Gathering looks for ways to save apes
Government officials and wildlife experts from 23 nations have started the world’s first intergovernmental conference on means to save the great apes, in danger of extinction in Africa and Asia.

“My nation commits itself before all humanity to protecting and safeguarding the great apes in and outside the protected habitats,” Yerodia Abdoulaye Ndombasi, one of four deputy presidents, said on Monday for the host country, the Democratic Republic of Congo.
The weeklong meeting brings together about 150 people from 23 so-called “great ape range states” and wildlife experts in the DRC capital to consider proposals for ensuring the survival of the primates.
Pressure from disease, war, deforestation and the bushmeat trade has pushed the “great apes” – highland and lowland gorillas, chimpanzees, bonobos (pygmy chimps) in Africa and orangutans in southeast Asia – to the verge of annihilation, with experts predicting their complete demise by 2055 without speedy action.
Yerodia said the DRC government would “apply the law and ensure high investment in human, natural and financial resources” to reduce the risks to species in the country’s forests, but stressed the need for the international community “to spare no effort for their survival”.
Ambitious scheme
“My nation commits itself before all humanity to protecting and safeguarding the great apes in and outside the protected habitats” Yerodia Abdoulaye Ndombasi, deputy president of Democratic Republic of Congo |
The meeting is the first at governmental level of the UN-backed Great Apes Survival Project (GRASP), an ambitious scheme launched in Paris in 2003 to sustain and begin to boost their dwindling populations by 2010.
Trophy and bushmeat hunters along with deforestation and war have reduced the global population of mountain or highland gorillas in the wild to only 700 in Rwanda, Uganda and the DRC, which has the world’s last remaining sanctuary for gorillas, chimpanzees and bonobos.

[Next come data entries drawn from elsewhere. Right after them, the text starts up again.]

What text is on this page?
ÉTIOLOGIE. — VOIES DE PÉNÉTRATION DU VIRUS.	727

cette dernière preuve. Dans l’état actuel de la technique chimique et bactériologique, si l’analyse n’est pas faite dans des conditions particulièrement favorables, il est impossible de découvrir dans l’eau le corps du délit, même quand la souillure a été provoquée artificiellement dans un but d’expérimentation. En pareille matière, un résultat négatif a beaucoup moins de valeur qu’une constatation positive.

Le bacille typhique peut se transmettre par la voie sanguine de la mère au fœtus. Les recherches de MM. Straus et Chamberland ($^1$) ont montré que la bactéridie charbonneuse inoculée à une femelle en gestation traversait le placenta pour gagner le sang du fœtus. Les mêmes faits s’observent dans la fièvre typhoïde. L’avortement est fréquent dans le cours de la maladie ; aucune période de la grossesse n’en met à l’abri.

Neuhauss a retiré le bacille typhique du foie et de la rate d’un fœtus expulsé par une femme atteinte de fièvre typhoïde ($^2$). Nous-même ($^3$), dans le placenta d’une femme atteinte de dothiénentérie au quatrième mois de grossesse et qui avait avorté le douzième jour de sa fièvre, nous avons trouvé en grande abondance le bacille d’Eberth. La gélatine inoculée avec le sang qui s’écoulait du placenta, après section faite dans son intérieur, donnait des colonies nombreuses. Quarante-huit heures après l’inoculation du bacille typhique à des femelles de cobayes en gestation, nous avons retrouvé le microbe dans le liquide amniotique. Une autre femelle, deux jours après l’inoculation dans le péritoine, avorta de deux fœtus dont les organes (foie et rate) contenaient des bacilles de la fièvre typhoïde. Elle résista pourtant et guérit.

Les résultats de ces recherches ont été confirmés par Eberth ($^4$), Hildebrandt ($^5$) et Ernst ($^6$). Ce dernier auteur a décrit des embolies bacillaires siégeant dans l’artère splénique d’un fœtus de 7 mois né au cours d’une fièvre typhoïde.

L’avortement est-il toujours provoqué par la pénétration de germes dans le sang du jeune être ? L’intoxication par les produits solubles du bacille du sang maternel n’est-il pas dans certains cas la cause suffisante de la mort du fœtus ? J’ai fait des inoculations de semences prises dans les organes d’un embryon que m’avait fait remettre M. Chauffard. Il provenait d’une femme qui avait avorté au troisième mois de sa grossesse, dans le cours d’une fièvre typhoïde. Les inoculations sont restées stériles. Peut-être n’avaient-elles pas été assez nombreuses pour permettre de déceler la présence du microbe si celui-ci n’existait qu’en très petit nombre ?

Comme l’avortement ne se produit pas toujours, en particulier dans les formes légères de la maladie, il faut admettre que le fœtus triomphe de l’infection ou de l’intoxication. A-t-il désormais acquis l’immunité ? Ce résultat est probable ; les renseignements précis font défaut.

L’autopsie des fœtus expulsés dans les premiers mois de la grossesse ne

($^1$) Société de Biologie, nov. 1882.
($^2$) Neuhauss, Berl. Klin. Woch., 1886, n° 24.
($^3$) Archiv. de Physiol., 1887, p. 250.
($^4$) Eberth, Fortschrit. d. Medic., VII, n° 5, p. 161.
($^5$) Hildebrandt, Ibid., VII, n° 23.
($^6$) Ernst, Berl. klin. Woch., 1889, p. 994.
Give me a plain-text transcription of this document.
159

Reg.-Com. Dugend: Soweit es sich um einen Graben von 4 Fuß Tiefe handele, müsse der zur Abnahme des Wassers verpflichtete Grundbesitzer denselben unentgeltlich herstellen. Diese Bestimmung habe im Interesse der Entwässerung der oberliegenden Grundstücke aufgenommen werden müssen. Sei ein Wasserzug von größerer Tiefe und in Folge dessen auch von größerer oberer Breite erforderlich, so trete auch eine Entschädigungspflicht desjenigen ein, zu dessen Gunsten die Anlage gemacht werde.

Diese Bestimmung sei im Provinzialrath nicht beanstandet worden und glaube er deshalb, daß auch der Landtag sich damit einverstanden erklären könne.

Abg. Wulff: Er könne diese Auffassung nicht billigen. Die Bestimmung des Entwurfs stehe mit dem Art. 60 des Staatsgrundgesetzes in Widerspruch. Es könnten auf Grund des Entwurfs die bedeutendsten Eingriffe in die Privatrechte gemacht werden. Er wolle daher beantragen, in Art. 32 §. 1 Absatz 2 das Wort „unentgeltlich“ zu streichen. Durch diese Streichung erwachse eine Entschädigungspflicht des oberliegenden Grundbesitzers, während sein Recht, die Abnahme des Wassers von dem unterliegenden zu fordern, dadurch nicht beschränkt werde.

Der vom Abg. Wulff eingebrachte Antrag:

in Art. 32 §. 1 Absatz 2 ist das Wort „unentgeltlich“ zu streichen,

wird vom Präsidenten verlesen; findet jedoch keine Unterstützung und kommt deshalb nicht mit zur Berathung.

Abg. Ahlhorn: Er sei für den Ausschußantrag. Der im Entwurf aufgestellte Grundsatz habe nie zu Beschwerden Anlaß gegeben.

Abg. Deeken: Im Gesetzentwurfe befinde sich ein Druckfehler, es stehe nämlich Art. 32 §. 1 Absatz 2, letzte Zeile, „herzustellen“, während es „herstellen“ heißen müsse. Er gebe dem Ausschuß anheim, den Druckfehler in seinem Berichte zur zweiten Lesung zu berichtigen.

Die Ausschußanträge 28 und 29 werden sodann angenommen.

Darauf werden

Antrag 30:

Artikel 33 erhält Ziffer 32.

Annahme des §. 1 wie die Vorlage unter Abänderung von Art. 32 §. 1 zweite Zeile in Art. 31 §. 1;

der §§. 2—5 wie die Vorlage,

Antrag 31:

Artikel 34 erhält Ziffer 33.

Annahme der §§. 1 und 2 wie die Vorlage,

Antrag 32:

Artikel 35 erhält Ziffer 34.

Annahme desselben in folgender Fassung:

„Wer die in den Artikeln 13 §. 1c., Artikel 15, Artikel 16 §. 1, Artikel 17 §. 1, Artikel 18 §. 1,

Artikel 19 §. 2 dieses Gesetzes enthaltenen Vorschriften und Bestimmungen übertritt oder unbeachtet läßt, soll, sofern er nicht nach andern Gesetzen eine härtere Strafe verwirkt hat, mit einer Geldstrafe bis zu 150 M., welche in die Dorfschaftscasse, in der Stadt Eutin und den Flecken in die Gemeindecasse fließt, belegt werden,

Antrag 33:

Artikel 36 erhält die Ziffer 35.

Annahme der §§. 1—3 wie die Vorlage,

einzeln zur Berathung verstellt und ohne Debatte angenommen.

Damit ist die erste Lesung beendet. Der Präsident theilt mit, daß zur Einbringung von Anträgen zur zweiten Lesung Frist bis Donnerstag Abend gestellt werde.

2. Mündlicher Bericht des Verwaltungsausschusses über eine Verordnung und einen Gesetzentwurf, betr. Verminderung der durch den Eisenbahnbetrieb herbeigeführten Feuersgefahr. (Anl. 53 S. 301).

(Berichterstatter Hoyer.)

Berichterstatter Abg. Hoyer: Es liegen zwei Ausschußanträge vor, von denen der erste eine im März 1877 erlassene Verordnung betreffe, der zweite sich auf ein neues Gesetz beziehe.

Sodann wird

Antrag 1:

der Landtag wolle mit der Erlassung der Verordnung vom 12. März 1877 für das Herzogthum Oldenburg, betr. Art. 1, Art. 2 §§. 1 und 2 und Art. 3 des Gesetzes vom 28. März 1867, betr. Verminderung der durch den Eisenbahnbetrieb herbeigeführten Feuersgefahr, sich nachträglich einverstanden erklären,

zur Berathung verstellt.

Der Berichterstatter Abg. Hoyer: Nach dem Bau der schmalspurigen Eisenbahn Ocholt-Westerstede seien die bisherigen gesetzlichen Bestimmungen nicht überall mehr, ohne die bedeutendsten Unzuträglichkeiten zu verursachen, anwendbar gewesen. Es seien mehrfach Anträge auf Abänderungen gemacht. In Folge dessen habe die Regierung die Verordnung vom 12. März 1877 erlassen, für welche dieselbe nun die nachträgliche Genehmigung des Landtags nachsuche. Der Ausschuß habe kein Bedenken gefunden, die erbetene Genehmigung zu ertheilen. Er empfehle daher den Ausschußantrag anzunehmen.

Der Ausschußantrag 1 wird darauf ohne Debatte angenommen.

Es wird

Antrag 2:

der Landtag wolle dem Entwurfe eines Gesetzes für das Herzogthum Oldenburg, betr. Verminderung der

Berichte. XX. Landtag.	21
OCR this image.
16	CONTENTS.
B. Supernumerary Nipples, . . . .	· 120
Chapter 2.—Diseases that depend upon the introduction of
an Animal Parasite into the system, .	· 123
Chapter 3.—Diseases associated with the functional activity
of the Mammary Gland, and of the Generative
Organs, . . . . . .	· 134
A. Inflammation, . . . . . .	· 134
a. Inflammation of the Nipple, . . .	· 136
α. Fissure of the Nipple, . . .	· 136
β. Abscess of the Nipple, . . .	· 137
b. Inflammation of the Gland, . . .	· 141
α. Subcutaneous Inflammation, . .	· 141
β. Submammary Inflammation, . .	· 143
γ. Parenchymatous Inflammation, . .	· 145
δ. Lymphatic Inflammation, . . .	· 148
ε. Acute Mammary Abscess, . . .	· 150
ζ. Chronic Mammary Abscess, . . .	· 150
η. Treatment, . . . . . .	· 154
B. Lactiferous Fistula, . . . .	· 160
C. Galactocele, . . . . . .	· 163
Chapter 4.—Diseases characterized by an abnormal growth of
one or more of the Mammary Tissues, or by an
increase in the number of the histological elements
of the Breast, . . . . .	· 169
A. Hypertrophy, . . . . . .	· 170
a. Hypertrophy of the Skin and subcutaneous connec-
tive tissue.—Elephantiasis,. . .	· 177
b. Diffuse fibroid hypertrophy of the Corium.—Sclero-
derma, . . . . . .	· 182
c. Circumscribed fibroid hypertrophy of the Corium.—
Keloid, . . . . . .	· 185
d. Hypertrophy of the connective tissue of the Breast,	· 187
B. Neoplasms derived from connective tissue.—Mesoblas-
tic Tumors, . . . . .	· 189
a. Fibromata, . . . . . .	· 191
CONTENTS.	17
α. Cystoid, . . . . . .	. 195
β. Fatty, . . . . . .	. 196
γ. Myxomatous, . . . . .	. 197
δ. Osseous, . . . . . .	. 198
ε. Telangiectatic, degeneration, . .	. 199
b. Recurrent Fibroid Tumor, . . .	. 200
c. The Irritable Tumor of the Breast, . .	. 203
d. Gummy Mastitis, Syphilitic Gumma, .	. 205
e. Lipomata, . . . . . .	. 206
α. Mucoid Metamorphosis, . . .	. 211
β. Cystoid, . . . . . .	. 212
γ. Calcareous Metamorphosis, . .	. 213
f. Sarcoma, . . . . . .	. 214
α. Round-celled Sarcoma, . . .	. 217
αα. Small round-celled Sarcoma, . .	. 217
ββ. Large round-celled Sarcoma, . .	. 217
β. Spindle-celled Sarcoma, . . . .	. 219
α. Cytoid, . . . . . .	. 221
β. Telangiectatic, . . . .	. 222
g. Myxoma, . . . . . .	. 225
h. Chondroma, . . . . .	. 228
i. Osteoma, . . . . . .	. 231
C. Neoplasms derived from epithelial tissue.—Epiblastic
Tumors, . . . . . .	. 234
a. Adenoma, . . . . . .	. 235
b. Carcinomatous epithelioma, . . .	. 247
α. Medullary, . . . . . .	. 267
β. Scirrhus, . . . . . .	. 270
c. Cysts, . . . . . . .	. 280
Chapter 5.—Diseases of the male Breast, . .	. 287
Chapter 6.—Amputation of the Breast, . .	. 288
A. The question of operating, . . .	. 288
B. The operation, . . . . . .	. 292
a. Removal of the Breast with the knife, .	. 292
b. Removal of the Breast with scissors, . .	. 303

Chimpanzees in west and central Africa are routinely hunted for food or trapped for the illegal wildlife trade despite prohibitions in the Convention on International Trade in Endangered Species (CITES) treaty.
The conference, which is to end on Friday, is organised with support from the UN Development Programme and the UN Educational, Scientific and Cultural Organisation (UNESCO).
Preserves
With only about 100 key great ape populations left in the wild, surveys of 24 allegedly protected preserves in equatorial Africa and Southeast Asia have found populations declining in 96% of the areas, according to GRASP.
In Africa, 70% of great ape habitats have been negatively affected by some sort of human encroachment, a figure that falls by only 6% for orangutan habitats in Malaysia and Indonesia, according to the surveys.
GRASP member states include: Angola, Burundi, Cameroon, the Central African Republic, Congo, Equatorial Guinea, the DRC, Indonesia, Gabon, Ghana, Guinea, Guinea-Bissau, Ivory Coast, Liberia, Malaysia, Mali, Nigeria, Rwanda, Senegal, Sierra Leone, Sudan, Tanzania and Uganda.